Okay, so you know how searching through tons of stuff online is usually pretty quick? Elasticsearch is a big reason for that. Now, Elasticsearch is cool on its own, but it's built on top of something even cooler: Apache Lucene.
Think of Lucene as the real engine for searching – it's super-fast at the nitty-gritty stuff. Elasticsearch is like the person managing that engine, making sure it runs smoothly when you have lots of different parts working together. It handles all the behind-the-scenes stuff like keeping your search setup organized (that's the "cluster"), giving you easy ways to talk to it, doing calculations across all your data, and making sure you get results right away. Lucene does the actual searching, but Elasticsearch makes it work for big, complex setups.
There's a lot to talk about, but let's start with how an Elasticsearch setup (a "cluster") is organized. Then we can look at how it gets your information ready to be searched and how it actually finds what you're looking for.

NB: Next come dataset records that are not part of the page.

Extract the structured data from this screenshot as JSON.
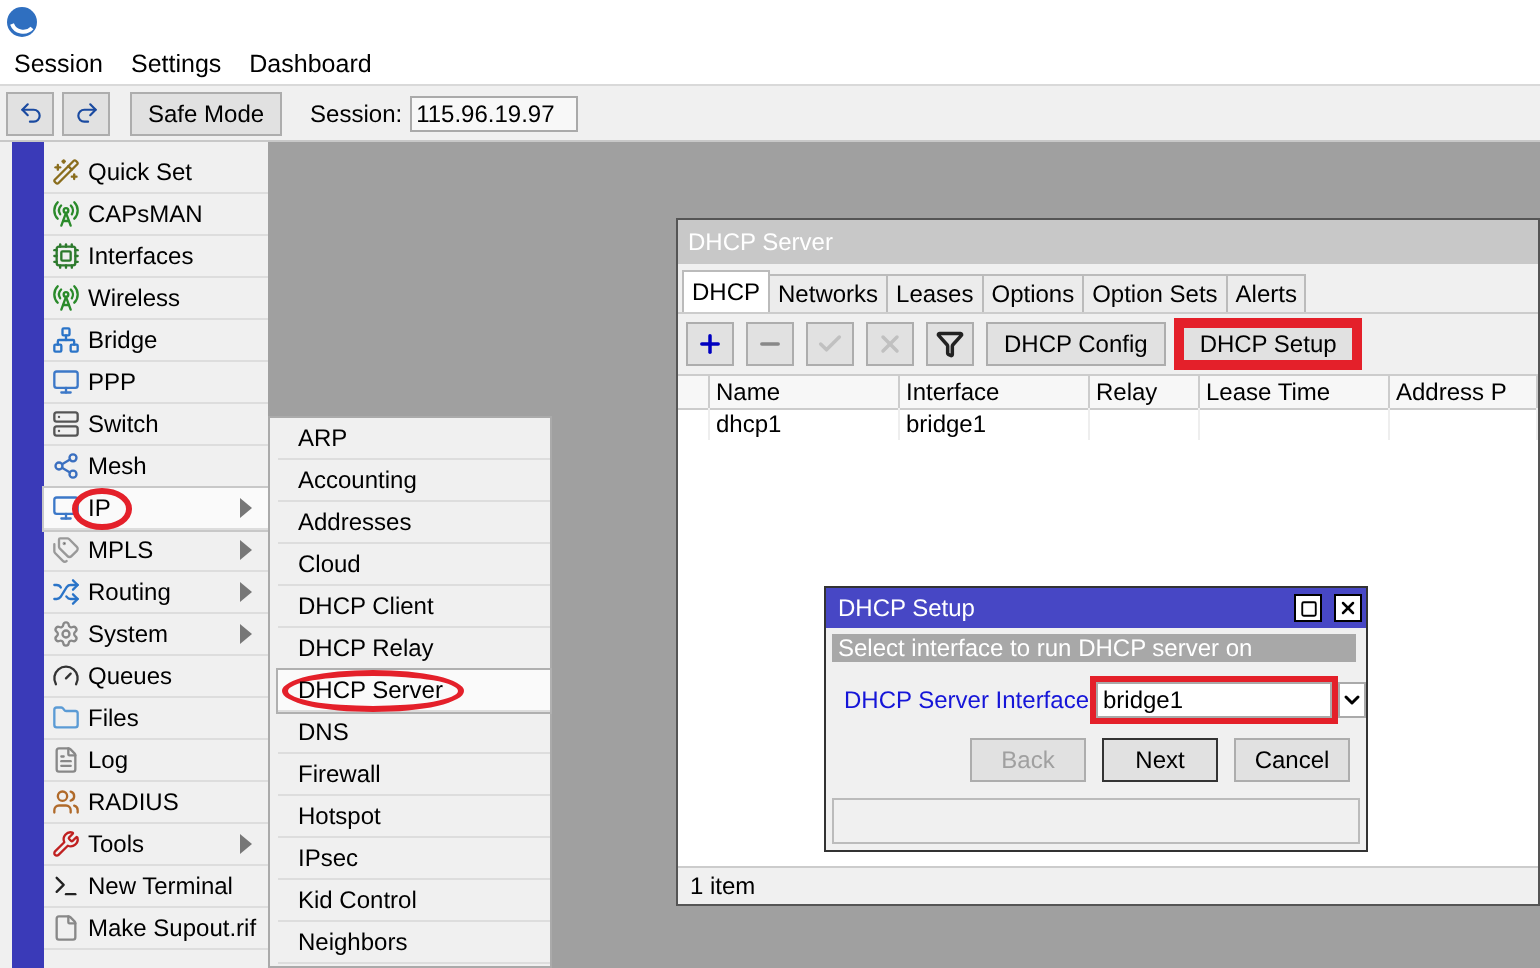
{
  "menubar": [
    "Session",
    "Settings",
    "Dashboard"
  ],
  "toolbar": {
    "safe_mode": "Safe Mode",
    "session_label": "Session:",
    "session_value": "115.96.19.97"
  },
  "sidebar": {
    "items": [
      {
        "label": "Quick Set",
        "submenu": false,
        "selected": false,
        "highlighted": false
      },
      {
        "label": "CAPsMAN",
        "submenu": false,
        "selected": false,
        "highlighted": false
      },
      {
        "label": "Interfaces",
        "submenu": false,
        "selected": false,
        "highlighted": false
      },
      {
        "label": "Wireless",
        "submenu": false,
        "selected": false,
        "highlighted": false
      },
      {
        "label": "Bridge",
        "submenu": false,
        "selected": false,
        "highlighted": false
      },
      {
        "label": "PPP",
        "submenu": false,
        "selected": false,
        "highlighted": false
      },
      {
        "label": "Switch",
        "submenu": false,
        "selected": false,
        "highlighted": false
      },
      {
        "label": "Mesh",
        "submenu": false,
        "selected": false,
        "highlighted": false
      },
      {
        "label": "IP",
        "submenu": true,
        "selected": true,
        "highlighted": true
      },
      {
        "label": "MPLS",
        "submenu": true,
        "selected": false,
        "highlighted": false
      },
      {
        "label": "Routing",
        "submenu": true,
        "selected": false,
        "highlighted": false
      },
      {
        "label": "System",
        "submenu": true,
        "selected": false,
        "highlighted": false
      },
      {
        "label": "Queues",
        "submenu": false,
        "selected": false,
        "highlighted": false
      },
      {
        "label": "Files",
        "submenu": false,
        "selected": false,
        "highlighted": false
      },
      {
        "label": "Log",
        "submenu": false,
        "selected": false,
        "highlighted": false
      },
      {
        "label": "RADIUS",
        "submenu": false,
        "selected": false,
        "highlighted": false
      },
      {
        "label": "Tools",
        "submenu": true,
        "selected": false,
        "highlighted": false
      },
      {
        "label": "New Terminal",
        "submenu": false,
        "selected": false,
        "highlighted": false
      },
      {
        "label": "Make Supout.rif",
        "submenu": false,
        "selected": false,
        "highlighted": false
      }
    ]
  },
  "submenu": {
    "items": [
      {
        "label": "ARP",
        "selected": false,
        "highlighted": false
      },
      {
        "label": "Accounting",
        "selected": false,
        "highlighted": false
      },
      {
        "label": "Addresses",
        "selected": false,
        "highlighted": false
      },
      {
        "label": "Cloud",
        "selected": false,
        "highlighted": false
      },
      {
        "label": "DHCP Client",
        "selected": false,
        "highlighted": false
      },
      {
        "label": "DHCP Relay",
        "selected": false,
        "highlighted": false
      },
      {
        "label": "DHCP Server",
        "selected": true,
        "highlighted": true
      },
      {
        "label": "DNS",
        "selected": false,
        "highlighted": false
      },
      {
        "label": "Firewall",
        "selected": false,
        "highlighted": false
      },
      {
        "label": "Hotspot",
        "selected": false,
        "highlighted": false
      },
      {
        "label": "IPsec",
        "selected": false,
        "highlighted": false
      },
      {
        "label": "Kid Control",
        "selected": false,
        "highlighted": false
      },
      {
        "label": "Neighbors",
        "selected": false,
        "highlighted": false
      }
    ]
  },
  "dhcp_window": {
    "title": "DHCP Server",
    "tabs": [
      {
        "label": "DHCP",
        "selected": true
      },
      {
        "label": "Networks",
        "selected": false
      },
      {
        "label": "Leases",
        "selected": false
      },
      {
        "label": "Options",
        "selected": false
      },
      {
        "label": "Option Sets",
        "selected": false
      },
      {
        "label": "Alerts",
        "selected": false
      }
    ],
    "tool_buttons": [
      {
        "kind": "add",
        "disabled": false
      },
      {
        "kind": "remove",
        "disabled": false
      },
      {
        "kind": "enable",
        "disabled": true
      },
      {
        "kind": "disable",
        "disabled": true
      },
      {
        "kind": "filter",
        "disabled": false
      }
    ],
    "buttons": [
      {
        "label": "DHCP Config",
        "highlighted": false
      },
      {
        "label": "DHCP Setup",
        "highlighted": true
      }
    ],
    "table": {
      "columns": [
        "Name",
        "Interface",
        "Relay",
        "Lease Time",
        "Address P"
      ],
      "rows": [
        [
          "dhcp1",
          "bridge1",
          "",
          "",
          ""
        ]
      ]
    },
    "status": "1 item"
  },
  "dialog": {
    "title": "DHCP Setup",
    "hint": "Select interface to run DHCP server on",
    "field_label": "DHCP Server Interface",
    "field_value": "bridge1",
    "field_highlighted": true,
    "buttons": [
      {
        "label": "Back",
        "disabled": true,
        "default": false
      },
      {
        "label": "Next",
        "disabled": false,
        "default": true
      },
      {
        "label": "Cancel",
        "disabled": false,
        "default": false
      }
    ]
  }
}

The Different Helpers: Node Types
Elasticsearch likes to work as a team, so you usually have a bunch of servers running together – we call these "nodes." When you start Elasticsearch, you're basically starting up a few of these helpers. Each helper can have a specific job. Here are the main roles:
Master Node: This is like the team leader. It's in charge of the whole operation – adding or removing helpers, and creating or getting rid of your search collections (we call them "indices").
Data Node: These are the ones who actually hold all your information. If you have a lot of stuff to search, you'll have a lot of these helpers.
Coordinating Node: This is the friendly face that takes your search requests and then talks to the other helpers to get you the answers. It's like the person you first talk to.
Ingest Node: This is the one who gets your information ready. It takes your raw data and prepares it so the Data nodes can store and search it easily.
Machine Learning Node: This helper does any of the fancy computer learning stuff you might want to do with your data.
All the different "helpers" in Elasticsearch - like the ones that prep data (Ingest), store it (Data), or handle queries (Coordinating) - work together like a well-organized team. Imagine the Ingest helpers cleaning up raw data and handing it off to the Data helpers, who carefully store it away.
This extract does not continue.